Veterans of both the White House and congressional leadership agree that growing awareness of these trends has encouraged each side to front-load as much of its legislative agenda as possible into its first two years. David Axelrod, the top political strategist for Obama, who’s now a CNN senior political commentator, says that administration was “unequivocally” aware of the likelihood it would not preserve unified control past its first midterms.
“Even before we took office, we knew the economic catastrophe we were inheriting, which promised to be long and deep, meant we faced a calamitous midterm,” Axelrod told me in an email. “That meant if we wanted to accomplish anything meaningful, it would have to come in the first two years, when we had large majorities in both chambers. It’s why President Obama moved the Affordable Care Act when he did.”
Brendan Buck, the counselor to House Speaker Paul Ryan when Republicans held unified control under Trump in 2017, likewise says that “we were well aware … that our time was fleeting and the window was closing just as soon as we took over.
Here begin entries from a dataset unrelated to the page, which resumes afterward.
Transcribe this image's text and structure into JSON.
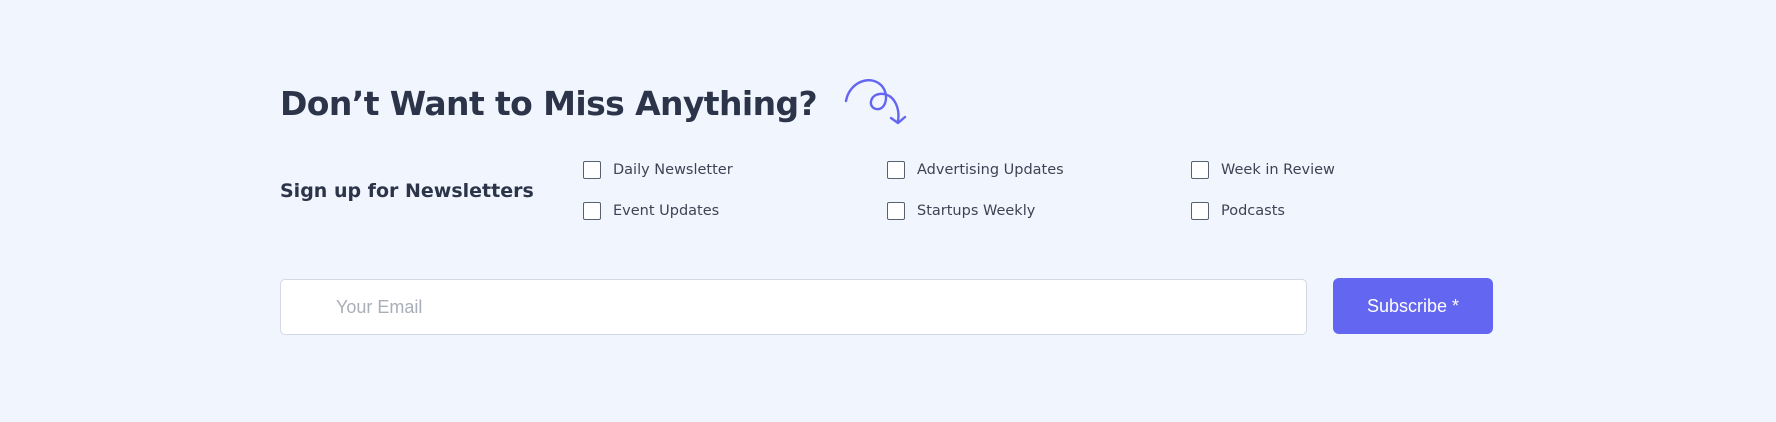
{
  "headline": "Don’t Want to Miss Anything?",
  "signup": {
    "label": "Sign up for Newsletters",
    "options": [
      {
        "label": "Daily Newsletter",
        "checked": false
      },
      {
        "label": "Advertising Updates",
        "checked": false
      },
      {
        "label": "Week in Review",
        "checked": false
      },
      {
        "label": "Event Updates",
        "checked": false
      },
      {
        "label": "Startups Weekly",
        "checked": false
      },
      {
        "label": "Podcasts",
        "checked": false
      }
    ]
  },
  "form": {
    "email_placeholder": "Your Email",
    "email_value": "",
    "subscribe_label": "Subscribe *"
  },
  "colors": {
    "background": "#f1f5fe",
    "heading": "#2b3448",
    "accent": "#6366f1"
  },
  "icons": {
    "decoration": "squiggle-arrow-icon"
  }
}
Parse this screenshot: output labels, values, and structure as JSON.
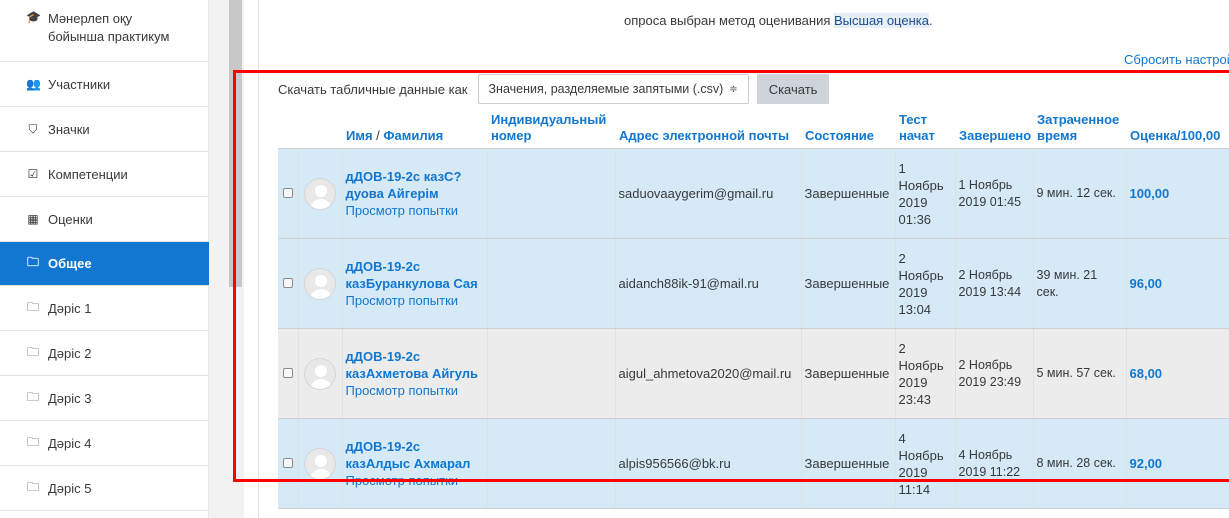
{
  "sidebar": {
    "items": [
      {
        "icon": "graduation-cap-icon",
        "glyph": "🎓",
        "label": "Мәнерлеп оқу бойынша практикум"
      },
      {
        "icon": "users-icon",
        "glyph": "👥",
        "label": "Участники"
      },
      {
        "icon": "shield-icon",
        "glyph": "⛉",
        "label": "Значки"
      },
      {
        "icon": "checkbox-icon",
        "glyph": "☑",
        "label": "Компетенции"
      },
      {
        "icon": "table-icon",
        "glyph": "▦",
        "label": "Оценки"
      },
      {
        "icon": "folder-icon",
        "glyph": "🗀",
        "label": "Общее"
      },
      {
        "icon": "folder-icon",
        "glyph": "🗀",
        "label": "Дәріс 1"
      },
      {
        "icon": "folder-icon",
        "glyph": "🗀",
        "label": "Дәріс 2"
      },
      {
        "icon": "folder-icon",
        "glyph": "🗀",
        "label": "Дәріс 3"
      },
      {
        "icon": "folder-icon",
        "glyph": "🗀",
        "label": "Дәріс 4"
      },
      {
        "icon": "folder-icon",
        "glyph": "🗀",
        "label": "Дәріс 5"
      }
    ],
    "active_index": 5
  },
  "notice": {
    "text": "опроса выбран метод оценивания ",
    "highlight": "Высшая оценка",
    "end": "."
  },
  "reset_link": "Сбросить настрой",
  "download": {
    "label": "Скачать табличные данные как",
    "format": "Значения, разделяемые запятыми (.csv)",
    "caret": "≑",
    "button": "Скачать"
  },
  "table": {
    "headers": {
      "name_first": "Имя",
      "name_sep": " / ",
      "name_last": "Фамилия",
      "id_number": "Индивидуальный номер",
      "email": "Адрес электронной почты",
      "state": "Состояние",
      "started": "Тест начат",
      "completed": "Завершено",
      "duration": "Затраченное время",
      "grade": "Оценка/100,00"
    },
    "rows": [
      {
        "name": "дДОВ-19-2с казС?дуова Айгерім",
        "review": "Просмотр попытки",
        "id_number": "",
        "email": "saduovaaygerim@gmail.ru",
        "state": "Завершенные",
        "started": "1 Ноябрь 2019 01:36",
        "completed": "1 Ноябрь 2019 01:45",
        "duration": "9 мин. 12 сек.",
        "grade": "100,00",
        "tone": "blue"
      },
      {
        "name": "дДОВ-19-2с казБуранкулова Сая",
        "review": "Просмотр попытки",
        "id_number": "",
        "email": "aidanch88ik-91@mail.ru",
        "state": "Завершенные",
        "started": "2 Ноябрь 2019 13:04",
        "completed": "2 Ноябрь 2019 13:44",
        "duration": "39 мин. 21 сек.",
        "grade": "96,00",
        "tone": "blue"
      },
      {
        "name": "дДОВ-19-2с казАхметова Айгуль",
        "review": "Просмотр попытки",
        "id_number": "",
        "email": "aigul_ahmetova2020@mail.ru",
        "state": "Завершенные",
        "started": "2 Ноябрь 2019 23:43",
        "completed": "2 Ноябрь 2019 23:49",
        "duration": "5 мин. 57 сек.",
        "grade": "68,00",
        "tone": "grey"
      },
      {
        "name": "дДОВ-19-2с казАлдыс Ахмарал",
        "review": "Просмотр попытки",
        "id_number": "",
        "email": "alpis956566@bk.ru",
        "state": "Завершенные",
        "started": "4 Ноябрь 2019 11:14",
        "completed": "4 Ноябрь 2019 11:22",
        "duration": "8 мин. 28 сек.",
        "grade": "92,00",
        "tone": "blue"
      }
    ]
  },
  "colors": {
    "accent": "#1177d1",
    "row_blue": "#d6e9f7",
    "row_grey": "#ececec",
    "highlight_frame": "#ff0000"
  }
}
That shadow of history was hanging over us the entire time. … It made us aware that this was the window we have and we are going to throw everything we have on it.”
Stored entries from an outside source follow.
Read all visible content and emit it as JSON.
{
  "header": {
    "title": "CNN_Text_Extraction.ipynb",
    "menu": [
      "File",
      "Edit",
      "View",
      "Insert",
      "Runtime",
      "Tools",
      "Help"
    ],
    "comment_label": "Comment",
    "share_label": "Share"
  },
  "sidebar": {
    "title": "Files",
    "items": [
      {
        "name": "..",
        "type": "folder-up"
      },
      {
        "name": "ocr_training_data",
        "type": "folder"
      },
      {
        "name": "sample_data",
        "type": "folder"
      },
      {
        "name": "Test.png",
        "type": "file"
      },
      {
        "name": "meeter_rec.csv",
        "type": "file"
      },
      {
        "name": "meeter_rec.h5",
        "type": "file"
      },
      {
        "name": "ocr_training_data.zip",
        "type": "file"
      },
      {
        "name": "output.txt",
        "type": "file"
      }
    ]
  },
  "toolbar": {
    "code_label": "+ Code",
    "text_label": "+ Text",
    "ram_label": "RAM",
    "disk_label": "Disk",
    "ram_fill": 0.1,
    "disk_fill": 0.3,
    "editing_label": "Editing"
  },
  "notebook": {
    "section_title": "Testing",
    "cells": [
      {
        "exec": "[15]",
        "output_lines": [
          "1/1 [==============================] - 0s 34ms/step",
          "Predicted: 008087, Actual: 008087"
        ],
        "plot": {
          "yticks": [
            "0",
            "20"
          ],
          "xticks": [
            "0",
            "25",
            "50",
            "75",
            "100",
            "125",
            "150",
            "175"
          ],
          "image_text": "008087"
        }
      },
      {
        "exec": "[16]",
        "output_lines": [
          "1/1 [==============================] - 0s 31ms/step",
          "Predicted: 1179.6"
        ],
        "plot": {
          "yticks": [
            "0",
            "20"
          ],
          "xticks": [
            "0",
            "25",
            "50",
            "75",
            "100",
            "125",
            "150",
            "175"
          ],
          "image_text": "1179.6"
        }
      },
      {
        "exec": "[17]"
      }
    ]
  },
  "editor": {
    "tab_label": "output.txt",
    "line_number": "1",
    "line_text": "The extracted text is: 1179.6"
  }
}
“Today, the White House and Democrats rightfully suspect that at least the House will turn in ’22, so this brief moment of one-party control, albeit narrow, offers the last, best hope for the president and members to get big priorities done,” Axelrod says. “That’s why there is such urgent anxiety about loading up the Build Back Better Act with so many planks.”
Does chasing big legislative wins help or hurt?
“I really do think that Democrats across the ideological spectrum feel a historic responsibility and urgency in this moment to protect our democracy and protect our climate,” Green says. “That’s different from maybe during the Clinton years, where it was ‘OK, an earned income tax credit would be nice.’ “
The other camp believes that the way the parties are reacting to the risk of rapid turnover –by squeezing so much of their agendas into early legislative blitzkriegs — paradoxically may be compounding the danger they’re meant to address. Buck, reflecting that view, argues that Biden is courting a big backlash by pursuing so many liberal legislative goals, just as Republicans did in 2017 by seeking to repeal the Affordable Care Act as their first major initiative.
“Typically when a new government comes in it is often a rejection of the previous regime and voters tending to vote for checks and balances,” he says. “But politicians tend to interpret that as an affirmation or endorsement of themselves and everything that they believe. … So you end up losing your majority because … you tend to overreach and people reject that.”
Compounding that risk is another dynamic. Since Democrats surrendered their governing trifecta with Jimmy Carter’s defeat in 1980, no party that’s lost unified control has regained it in less than 10 years. That means by the time each party has regained unified control, the wish list of policy demands and aspirations within its coalition has grown to intimidating length. Presidents have often devoted their brief windows of unified control to resuscitating those deferred dreams.